Currently, metrology systems employ either libraries or regression for performing the measurement. However, each of these measurement processes inherently exhibit their own respective limitations, such that there is a need for addressing these and/or other issues associated with the prior art.
For example, when making a measurement, non-linear least square is often used to fit a set of observed signals collected from one or a combined set of metrology tools with calculated signals from a non-linear model containing a set of floating parameters, including those characteristics to be measured. If Maxwell's equations are solved vigorously in real-time to obtain the calculated signals for a corresponding floating parameter set, it is referred to measurement with real-time regression (or RTR). On the other hand, a parametric non-linear model may be created offline to approximate the solutions of Maxwell's equations. During the measurement, the parametric model can be used for fast and accurate approximation to the calculated signals. The parametric model is called a library, and its corresponding measurement is denoted as a library measurement.
RTR measurement generally uses a large computing farm to evaluate theoretical signals for given set of parameters by vigorously solving Maxwell's equations in real-time.
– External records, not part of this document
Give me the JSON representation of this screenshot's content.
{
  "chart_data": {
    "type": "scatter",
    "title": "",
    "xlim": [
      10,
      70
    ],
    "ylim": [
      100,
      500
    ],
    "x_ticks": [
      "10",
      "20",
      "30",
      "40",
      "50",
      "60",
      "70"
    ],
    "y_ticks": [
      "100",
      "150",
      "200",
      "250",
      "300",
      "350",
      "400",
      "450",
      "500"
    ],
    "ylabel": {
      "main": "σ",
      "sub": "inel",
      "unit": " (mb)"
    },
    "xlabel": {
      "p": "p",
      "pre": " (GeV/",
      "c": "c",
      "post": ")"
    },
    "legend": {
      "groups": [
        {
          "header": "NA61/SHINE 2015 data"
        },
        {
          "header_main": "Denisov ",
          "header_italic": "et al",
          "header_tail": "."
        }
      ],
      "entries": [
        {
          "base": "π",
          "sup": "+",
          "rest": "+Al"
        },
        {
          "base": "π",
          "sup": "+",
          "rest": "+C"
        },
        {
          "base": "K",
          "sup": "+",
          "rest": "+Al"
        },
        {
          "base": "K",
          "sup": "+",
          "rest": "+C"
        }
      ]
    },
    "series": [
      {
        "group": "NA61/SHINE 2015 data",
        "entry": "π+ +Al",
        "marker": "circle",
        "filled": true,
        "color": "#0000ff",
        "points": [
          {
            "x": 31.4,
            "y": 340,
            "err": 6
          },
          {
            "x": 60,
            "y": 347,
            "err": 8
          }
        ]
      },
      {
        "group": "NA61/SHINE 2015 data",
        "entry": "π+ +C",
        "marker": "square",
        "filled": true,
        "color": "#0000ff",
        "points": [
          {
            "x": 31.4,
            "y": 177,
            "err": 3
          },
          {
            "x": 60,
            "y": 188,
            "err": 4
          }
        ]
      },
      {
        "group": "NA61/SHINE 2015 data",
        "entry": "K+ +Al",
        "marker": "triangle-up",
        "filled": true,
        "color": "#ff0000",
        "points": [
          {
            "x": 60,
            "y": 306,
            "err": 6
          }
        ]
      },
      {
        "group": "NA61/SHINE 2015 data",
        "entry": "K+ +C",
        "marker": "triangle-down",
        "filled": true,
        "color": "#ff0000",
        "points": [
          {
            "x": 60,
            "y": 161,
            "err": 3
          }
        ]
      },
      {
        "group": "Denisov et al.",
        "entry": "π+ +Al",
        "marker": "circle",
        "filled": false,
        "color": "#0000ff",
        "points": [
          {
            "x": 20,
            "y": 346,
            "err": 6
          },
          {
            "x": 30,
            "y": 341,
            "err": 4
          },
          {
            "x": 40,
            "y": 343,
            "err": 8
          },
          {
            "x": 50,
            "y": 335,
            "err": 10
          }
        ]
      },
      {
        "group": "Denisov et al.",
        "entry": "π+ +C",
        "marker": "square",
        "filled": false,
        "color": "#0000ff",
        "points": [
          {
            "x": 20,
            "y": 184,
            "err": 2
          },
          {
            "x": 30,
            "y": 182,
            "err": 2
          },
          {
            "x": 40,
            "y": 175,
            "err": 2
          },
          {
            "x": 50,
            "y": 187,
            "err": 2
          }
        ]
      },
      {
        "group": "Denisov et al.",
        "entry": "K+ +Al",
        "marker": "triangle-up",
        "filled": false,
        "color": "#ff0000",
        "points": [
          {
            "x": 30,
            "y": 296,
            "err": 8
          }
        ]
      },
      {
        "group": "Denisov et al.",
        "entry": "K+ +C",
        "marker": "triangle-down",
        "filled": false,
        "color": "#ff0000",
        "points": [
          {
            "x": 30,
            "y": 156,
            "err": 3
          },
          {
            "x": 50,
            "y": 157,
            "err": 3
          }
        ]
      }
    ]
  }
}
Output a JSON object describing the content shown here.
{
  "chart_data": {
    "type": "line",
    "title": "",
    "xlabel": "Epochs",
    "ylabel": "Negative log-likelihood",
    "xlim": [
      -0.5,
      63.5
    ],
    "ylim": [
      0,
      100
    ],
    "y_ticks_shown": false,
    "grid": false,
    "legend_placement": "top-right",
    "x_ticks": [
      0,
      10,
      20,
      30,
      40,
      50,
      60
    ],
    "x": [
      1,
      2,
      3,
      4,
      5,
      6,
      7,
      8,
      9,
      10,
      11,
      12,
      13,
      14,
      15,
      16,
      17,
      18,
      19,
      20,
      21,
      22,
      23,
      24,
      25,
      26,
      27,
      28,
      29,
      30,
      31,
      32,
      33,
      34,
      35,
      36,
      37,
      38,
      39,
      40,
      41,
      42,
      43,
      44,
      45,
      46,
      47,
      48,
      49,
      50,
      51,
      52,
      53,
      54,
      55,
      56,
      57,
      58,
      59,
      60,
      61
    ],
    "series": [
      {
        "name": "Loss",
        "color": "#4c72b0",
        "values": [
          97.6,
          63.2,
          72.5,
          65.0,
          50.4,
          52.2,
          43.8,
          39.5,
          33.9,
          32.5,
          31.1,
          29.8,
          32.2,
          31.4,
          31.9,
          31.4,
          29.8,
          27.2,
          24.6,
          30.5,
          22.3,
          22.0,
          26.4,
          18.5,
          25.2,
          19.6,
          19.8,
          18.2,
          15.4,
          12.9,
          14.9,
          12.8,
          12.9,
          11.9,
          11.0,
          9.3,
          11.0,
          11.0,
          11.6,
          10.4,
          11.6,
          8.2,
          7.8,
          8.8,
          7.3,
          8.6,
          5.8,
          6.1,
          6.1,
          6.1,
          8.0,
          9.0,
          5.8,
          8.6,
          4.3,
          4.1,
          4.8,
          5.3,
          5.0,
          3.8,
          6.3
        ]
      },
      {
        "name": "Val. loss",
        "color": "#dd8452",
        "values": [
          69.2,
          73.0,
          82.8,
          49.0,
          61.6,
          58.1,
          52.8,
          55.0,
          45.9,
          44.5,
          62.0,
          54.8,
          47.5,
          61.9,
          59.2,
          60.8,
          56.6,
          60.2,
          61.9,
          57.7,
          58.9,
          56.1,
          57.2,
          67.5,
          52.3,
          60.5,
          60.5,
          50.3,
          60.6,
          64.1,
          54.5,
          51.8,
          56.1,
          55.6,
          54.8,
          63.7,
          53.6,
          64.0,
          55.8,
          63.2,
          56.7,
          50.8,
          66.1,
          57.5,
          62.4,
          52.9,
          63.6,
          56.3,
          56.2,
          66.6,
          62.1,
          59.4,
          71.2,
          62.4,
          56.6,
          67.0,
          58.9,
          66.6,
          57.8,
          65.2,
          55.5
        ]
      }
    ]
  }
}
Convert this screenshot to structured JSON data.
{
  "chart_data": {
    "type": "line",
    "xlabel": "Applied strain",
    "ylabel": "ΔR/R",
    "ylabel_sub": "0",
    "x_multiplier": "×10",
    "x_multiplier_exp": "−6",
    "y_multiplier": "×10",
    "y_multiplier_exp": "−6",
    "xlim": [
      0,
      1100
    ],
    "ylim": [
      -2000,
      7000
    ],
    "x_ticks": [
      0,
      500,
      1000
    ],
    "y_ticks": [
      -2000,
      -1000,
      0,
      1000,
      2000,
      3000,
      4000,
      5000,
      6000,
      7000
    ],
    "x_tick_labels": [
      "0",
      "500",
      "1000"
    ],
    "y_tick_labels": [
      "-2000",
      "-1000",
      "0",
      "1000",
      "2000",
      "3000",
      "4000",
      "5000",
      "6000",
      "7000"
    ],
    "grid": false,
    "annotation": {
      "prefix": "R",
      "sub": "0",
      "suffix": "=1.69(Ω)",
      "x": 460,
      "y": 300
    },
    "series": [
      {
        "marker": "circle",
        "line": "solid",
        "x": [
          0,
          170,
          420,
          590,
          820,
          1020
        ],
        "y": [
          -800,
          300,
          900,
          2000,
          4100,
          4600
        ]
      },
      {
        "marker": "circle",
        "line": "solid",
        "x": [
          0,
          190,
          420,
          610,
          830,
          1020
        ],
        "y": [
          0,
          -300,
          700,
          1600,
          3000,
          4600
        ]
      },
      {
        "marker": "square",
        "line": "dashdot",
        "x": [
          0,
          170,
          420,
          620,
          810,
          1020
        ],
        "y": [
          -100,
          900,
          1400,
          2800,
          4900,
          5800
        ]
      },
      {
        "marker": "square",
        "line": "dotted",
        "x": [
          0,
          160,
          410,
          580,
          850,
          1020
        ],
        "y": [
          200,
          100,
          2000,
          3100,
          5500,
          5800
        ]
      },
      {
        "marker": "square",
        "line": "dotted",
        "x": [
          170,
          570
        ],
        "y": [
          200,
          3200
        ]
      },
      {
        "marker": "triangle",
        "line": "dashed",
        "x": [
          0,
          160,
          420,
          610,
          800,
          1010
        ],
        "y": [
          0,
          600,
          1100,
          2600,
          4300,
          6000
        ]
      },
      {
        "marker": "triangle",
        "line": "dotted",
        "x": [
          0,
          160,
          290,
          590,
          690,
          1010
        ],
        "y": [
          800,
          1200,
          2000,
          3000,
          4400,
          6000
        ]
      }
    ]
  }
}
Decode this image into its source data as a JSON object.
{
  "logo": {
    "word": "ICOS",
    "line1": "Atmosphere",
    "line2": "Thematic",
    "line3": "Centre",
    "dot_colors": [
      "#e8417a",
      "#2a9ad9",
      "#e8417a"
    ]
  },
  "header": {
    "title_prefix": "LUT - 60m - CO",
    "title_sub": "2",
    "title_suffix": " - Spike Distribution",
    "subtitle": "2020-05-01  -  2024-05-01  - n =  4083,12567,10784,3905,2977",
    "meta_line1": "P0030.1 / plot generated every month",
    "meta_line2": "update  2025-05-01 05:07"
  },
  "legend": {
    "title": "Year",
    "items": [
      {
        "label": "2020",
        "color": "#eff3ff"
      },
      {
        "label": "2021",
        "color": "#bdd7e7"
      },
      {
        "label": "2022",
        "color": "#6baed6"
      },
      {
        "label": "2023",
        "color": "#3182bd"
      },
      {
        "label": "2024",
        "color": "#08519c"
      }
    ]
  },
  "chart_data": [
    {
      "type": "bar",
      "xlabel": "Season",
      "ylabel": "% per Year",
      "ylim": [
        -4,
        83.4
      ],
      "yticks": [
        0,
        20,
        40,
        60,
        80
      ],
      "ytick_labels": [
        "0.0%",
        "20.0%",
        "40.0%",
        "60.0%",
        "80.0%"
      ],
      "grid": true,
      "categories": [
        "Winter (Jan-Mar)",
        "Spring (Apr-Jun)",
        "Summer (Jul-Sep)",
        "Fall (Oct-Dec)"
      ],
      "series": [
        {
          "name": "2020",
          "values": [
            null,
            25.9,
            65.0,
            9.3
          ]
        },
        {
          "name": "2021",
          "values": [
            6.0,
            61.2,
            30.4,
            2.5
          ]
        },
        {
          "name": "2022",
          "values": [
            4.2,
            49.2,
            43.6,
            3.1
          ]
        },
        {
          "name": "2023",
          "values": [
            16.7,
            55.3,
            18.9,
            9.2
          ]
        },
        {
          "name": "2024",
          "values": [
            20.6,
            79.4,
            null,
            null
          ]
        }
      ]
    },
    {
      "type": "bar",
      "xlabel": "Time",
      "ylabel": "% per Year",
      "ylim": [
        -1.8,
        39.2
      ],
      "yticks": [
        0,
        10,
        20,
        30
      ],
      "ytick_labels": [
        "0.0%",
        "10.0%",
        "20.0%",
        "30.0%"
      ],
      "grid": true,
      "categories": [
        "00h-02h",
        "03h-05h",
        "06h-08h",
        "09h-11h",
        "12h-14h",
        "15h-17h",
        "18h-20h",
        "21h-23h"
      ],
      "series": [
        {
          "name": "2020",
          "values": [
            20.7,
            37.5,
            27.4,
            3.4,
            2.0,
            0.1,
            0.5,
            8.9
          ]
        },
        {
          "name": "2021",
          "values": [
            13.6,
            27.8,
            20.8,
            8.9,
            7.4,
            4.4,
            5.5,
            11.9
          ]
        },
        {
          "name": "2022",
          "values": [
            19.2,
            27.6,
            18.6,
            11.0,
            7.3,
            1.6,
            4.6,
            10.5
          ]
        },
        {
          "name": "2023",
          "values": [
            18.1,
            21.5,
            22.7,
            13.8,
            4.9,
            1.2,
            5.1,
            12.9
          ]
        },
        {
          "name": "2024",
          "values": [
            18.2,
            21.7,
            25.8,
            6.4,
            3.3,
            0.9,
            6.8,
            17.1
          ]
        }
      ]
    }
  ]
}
RTR measurement can quickly adapt to process changes without a need of lengthy library changes. Therefore, the time to make process changes and to keep measurement is short. Unfortunately, however, it requires a more expensive computing platform to support real-time computations. Furthermore, overall throughput of the metrology system is slowed down by the calculations linked to solving Maxwell's equations in real-time. This results in a high cost of metrology using RTR, both from the perspective of computations and a number of metrology tools required.
Library measurement is generally very fast and only needs a workstation or a server to provide adequate computing power. However, in the event of large process changes that are beyond the pre-defined range of parameters in the library, it will take a significant amount of time to change and re-qualify a new library in order to recover the measurement credibility. Until the measurement creditability is recovered, the measurement process is at risk of an excursion that cannot be detected since no metrology is available (i.e. the measurement is generally skipped), possibly impacting the yield on a significant number of components under measurement.